I look at the queue and find it daunting that people are willing to wait for what we do

Shamil Thakrar

“The energy in our brand and our business has always been about expression - we love the food of Bombay, we love the culture and looking after people and creating these stories and that’s what I can see in the original work we did. Some of the seeds were there and some of the ambition there was expressed, but we’ve taken it to places that I couldn’t have even dreamed of.”

Some aspects of running the business have certainly been beyond any credible prediction, the most obvious of which being Covid. Having suffered but survived it, the trio say they are the wiser for the experience.

“Covid has made us much more resilient, we are stronger as a team and a business,” says Trollip. “We’ve had to pull together and tighten up and work through that adversity. There have been [business] headwinds since 2016, you just become a lot stronger and have to rely on each other. Now there is no space for weaknesses, you can’t have that many chinks in your armour.”

The prospect of another pandemic might be too remote to have front of mind, but that doesn’t mean there aren’t things to lose sleep over. One of Dishoom’s hallmarks – namely its queues (or lines, as they will be called in the US) thanks to its policy on only accepting bookings for groups of six or more at the majority of its venues – turns out to be a source of anxiety.

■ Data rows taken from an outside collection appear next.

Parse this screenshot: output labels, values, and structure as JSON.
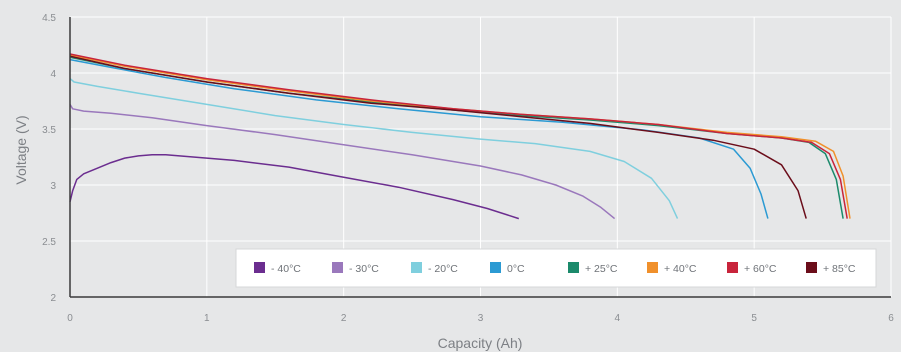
{
  "chart_data": {
    "type": "line",
    "title": "",
    "xlabel": "Capacity (Ah)",
    "ylabel": "Voltage (V)",
    "xlim": [
      0,
      6
    ],
    "ylim": [
      2,
      4.5
    ],
    "xticks": [
      "0",
      "1",
      "2",
      "3",
      "4",
      "5",
      "6"
    ],
    "yticks": [
      "2",
      "2.5",
      "3",
      "3.5",
      "4",
      "4.5"
    ],
    "grid": true,
    "legend_position": "bottom-right",
    "series": [
      {
        "name": "- 40°C",
        "color": "#6b2d8f",
        "x": [
          0,
          0.02,
          0.05,
          0.1,
          0.2,
          0.3,
          0.4,
          0.5,
          0.6,
          0.7,
          0.9,
          1.2,
          1.6,
          2.0,
          2.4,
          2.8,
          3.05,
          3.28
        ],
        "y": [
          2.85,
          2.95,
          3.05,
          3.1,
          3.15,
          3.2,
          3.24,
          3.26,
          3.27,
          3.27,
          3.25,
          3.22,
          3.16,
          3.07,
          2.98,
          2.87,
          2.79,
          2.7
        ]
      },
      {
        "name": "- 30°C",
        "color": "#9a78bc",
        "x": [
          0,
          0.02,
          0.1,
          0.3,
          0.6,
          1.0,
          1.5,
          2.0,
          2.5,
          3.0,
          3.3,
          3.55,
          3.75,
          3.88,
          3.98
        ],
        "y": [
          3.72,
          3.68,
          3.66,
          3.64,
          3.6,
          3.53,
          3.45,
          3.36,
          3.27,
          3.17,
          3.09,
          3.0,
          2.9,
          2.8,
          2.7
        ]
      },
      {
        "name": "- 20°C",
        "color": "#7fcfde",
        "x": [
          0,
          0.03,
          0.2,
          0.5,
          1.0,
          1.5,
          2.0,
          2.5,
          3.0,
          3.4,
          3.8,
          4.05,
          4.25,
          4.38,
          4.44
        ],
        "y": [
          3.95,
          3.92,
          3.88,
          3.82,
          3.72,
          3.62,
          3.54,
          3.47,
          3.41,
          3.37,
          3.3,
          3.21,
          3.06,
          2.86,
          2.7
        ]
      },
      {
        "name": "0°C",
        "color": "#2b9ad3",
        "x": [
          0,
          0.3,
          0.7,
          1.2,
          1.8,
          2.4,
          3.0,
          3.6,
          4.2,
          4.6,
          4.85,
          4.97,
          5.05,
          5.1
        ],
        "y": [
          4.12,
          4.05,
          3.96,
          3.86,
          3.76,
          3.68,
          3.61,
          3.56,
          3.49,
          3.42,
          3.32,
          3.15,
          2.92,
          2.7
        ]
      },
      {
        "name": "+ 25°C",
        "color": "#1b8a6b",
        "x": [
          0,
          0.4,
          1.0,
          1.6,
          2.2,
          2.8,
          3.3,
          3.8,
          4.3,
          4.8,
          5.2,
          5.4,
          5.52,
          5.6,
          5.65
        ],
        "y": [
          4.14,
          4.04,
          3.92,
          3.82,
          3.74,
          3.67,
          3.62,
          3.58,
          3.53,
          3.46,
          3.42,
          3.38,
          3.28,
          3.05,
          2.7
        ]
      },
      {
        "name": "+ 40°C",
        "color": "#f0902b",
        "x": [
          0,
          0.4,
          1.0,
          1.6,
          2.2,
          2.8,
          3.3,
          3.8,
          4.3,
          4.8,
          5.2,
          5.45,
          5.58,
          5.65,
          5.7
        ],
        "y": [
          4.16,
          4.06,
          3.94,
          3.84,
          3.75,
          3.68,
          3.63,
          3.59,
          3.54,
          3.47,
          3.43,
          3.39,
          3.3,
          3.08,
          2.7
        ]
      },
      {
        "name": "+ 60°C",
        "color": "#c8243b",
        "x": [
          0,
          0.4,
          1.0,
          1.6,
          2.2,
          2.8,
          3.3,
          3.8,
          4.3,
          4.8,
          5.2,
          5.42,
          5.55,
          5.63,
          5.68
        ],
        "y": [
          4.17,
          4.07,
          3.95,
          3.85,
          3.76,
          3.68,
          3.63,
          3.59,
          3.54,
          3.46,
          3.42,
          3.38,
          3.28,
          3.05,
          2.7
        ]
      },
      {
        "name": "+ 85°C",
        "color": "#6b0d1a",
        "x": [
          0,
          0.4,
          1.0,
          1.6,
          2.2,
          2.8,
          3.3,
          3.8,
          4.3,
          4.7,
          5.0,
          5.2,
          5.32,
          5.38
        ],
        "y": [
          4.15,
          4.04,
          3.92,
          3.82,
          3.73,
          3.67,
          3.61,
          3.55,
          3.47,
          3.4,
          3.32,
          3.18,
          2.95,
          2.7
        ]
      }
    ]
  }
}
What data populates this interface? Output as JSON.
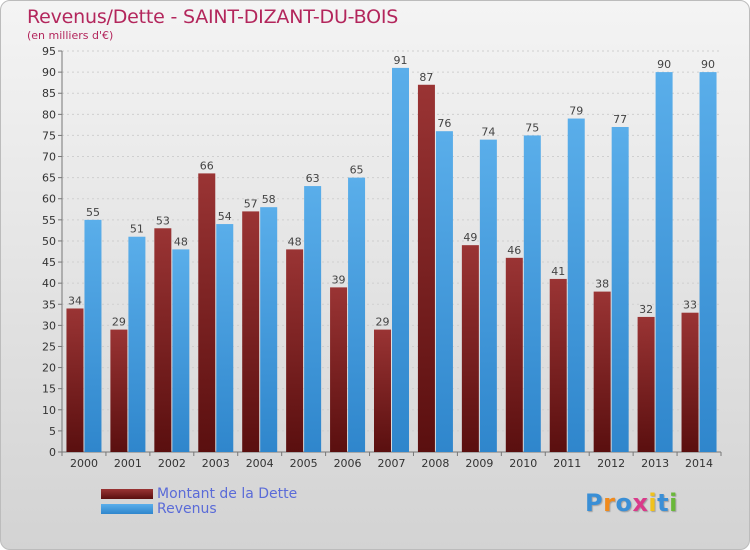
{
  "title": "Revenus/Dette - SAINT-DIZANT-DU-BOIS",
  "subtitle": "(en milliers d'€)",
  "legend": {
    "debt": "Montant de la Dette",
    "revenue": "Revenus"
  },
  "logo": "Proxiti",
  "colors": {
    "debt": "#8b2a2a",
    "revenue": "#4a9fe0",
    "title": "#b3265c",
    "legend_text": "#5a6bd8"
  },
  "chart_data": {
    "type": "bar",
    "title": "Revenus/Dette - SAINT-DIZANT-DU-BOIS",
    "subtitle": "(en milliers d'€)",
    "categories": [
      "2000",
      "2001",
      "2002",
      "2003",
      "2004",
      "2005",
      "2006",
      "2007",
      "2008",
      "2009",
      "2010",
      "2011",
      "2012",
      "2013",
      "2014"
    ],
    "series": [
      {
        "name": "Montant de la Dette",
        "values": [
          34,
          29,
          53,
          66,
          57,
          48,
          39,
          29,
          87,
          49,
          46,
          41,
          38,
          32,
          33
        ]
      },
      {
        "name": "Revenus",
        "values": [
          55,
          51,
          48,
          54,
          58,
          63,
          65,
          91,
          76,
          74,
          75,
          79,
          77,
          90,
          90
        ]
      }
    ],
    "ylim": [
      0,
      95
    ],
    "yticks": [
      0,
      5,
      10,
      15,
      20,
      25,
      30,
      35,
      40,
      45,
      50,
      55,
      60,
      65,
      70,
      75,
      80,
      85,
      90,
      95
    ],
    "grid": true,
    "legend_position": "bottom-left"
  }
}
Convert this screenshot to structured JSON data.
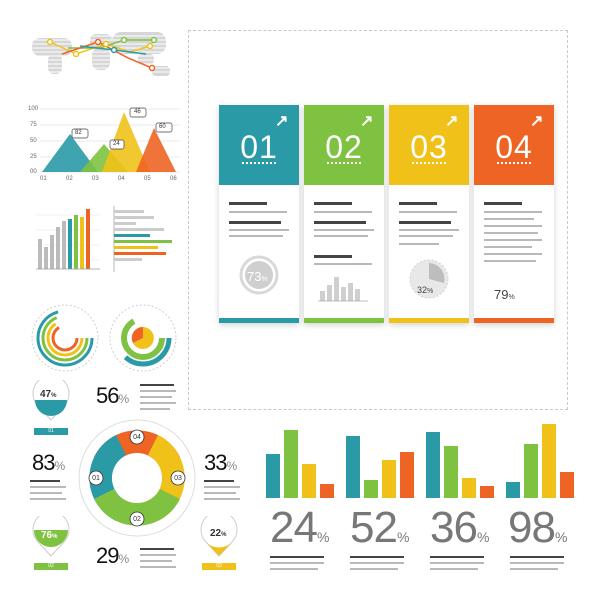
{
  "colors": {
    "teal": "#2a9aa6",
    "green": "#7fc241",
    "yellow": "#f0c219",
    "orange": "#ee6424",
    "gray": "#aaaaaa"
  },
  "cards": [
    {
      "number": "01",
      "color": "#2a9aa6"
    },
    {
      "number": "02",
      "color": "#7fc241"
    },
    {
      "number": "03",
      "color": "#f0c219"
    },
    {
      "number": "04",
      "color": "#ee6424"
    }
  ],
  "card_stats": {
    "donut": "73",
    "pie": "32",
    "value": "79",
    "unit": "%"
  },
  "peak_chart": {
    "y_ticks": [
      "100",
      "75",
      "50",
      "25",
      "00"
    ],
    "x_ticks": [
      "01",
      "02",
      "03",
      "04",
      "05",
      "06"
    ],
    "labels": [
      "82",
      "24",
      "46",
      "60"
    ]
  },
  "left_stats": [
    {
      "value": "47",
      "unit": "%",
      "tag": "01"
    },
    {
      "value": "76",
      "unit": "%",
      "tag": "02"
    },
    {
      "value": "22",
      "unit": "%",
      "tag": "03"
    }
  ],
  "cycle": {
    "segments": [
      "04",
      "01",
      "03",
      "02"
    ],
    "values": [
      {
        "label": "56",
        "unit": "%"
      },
      {
        "label": "83",
        "unit": "%"
      },
      {
        "label": "33",
        "unit": "%"
      },
      {
        "label": "29",
        "unit": "%"
      }
    ]
  },
  "bar_groups": [
    {
      "value": "24",
      "unit": "%"
    },
    {
      "value": "52",
      "unit": "%"
    },
    {
      "value": "36",
      "unit": "%"
    },
    {
      "value": "98",
      "unit": "%"
    }
  ]
}
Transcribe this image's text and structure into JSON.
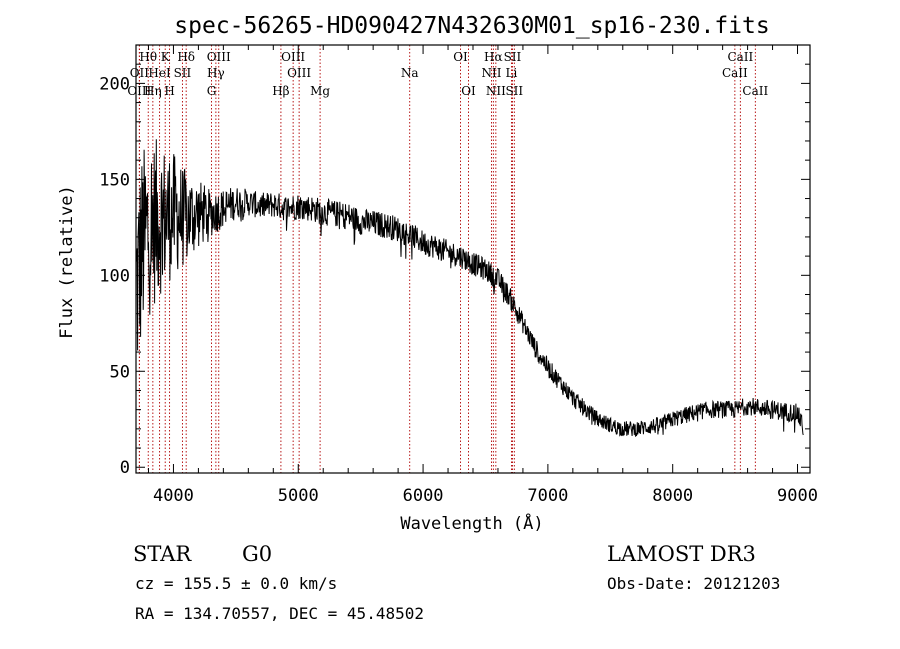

“I look at the queue and find it daunting that people are willing to wait for what we do,” admits Shamil. “I’m embarrassed about people having to wait and would like to seat them more quickly, but at the same time a lot of people come because they know they can get a seat.

“We’ve got to earn these people every time, and if they come and place their time and trust and spend their money with us the onus is on us to make sure it’s better every time - not just consistent or the same, but better. That really works you hard.

“The paranoia that tomorrow if we’re not better we’re not going to have people who want to take up our hospitality, I find that quite scary and more daunting as we build more restaurants.”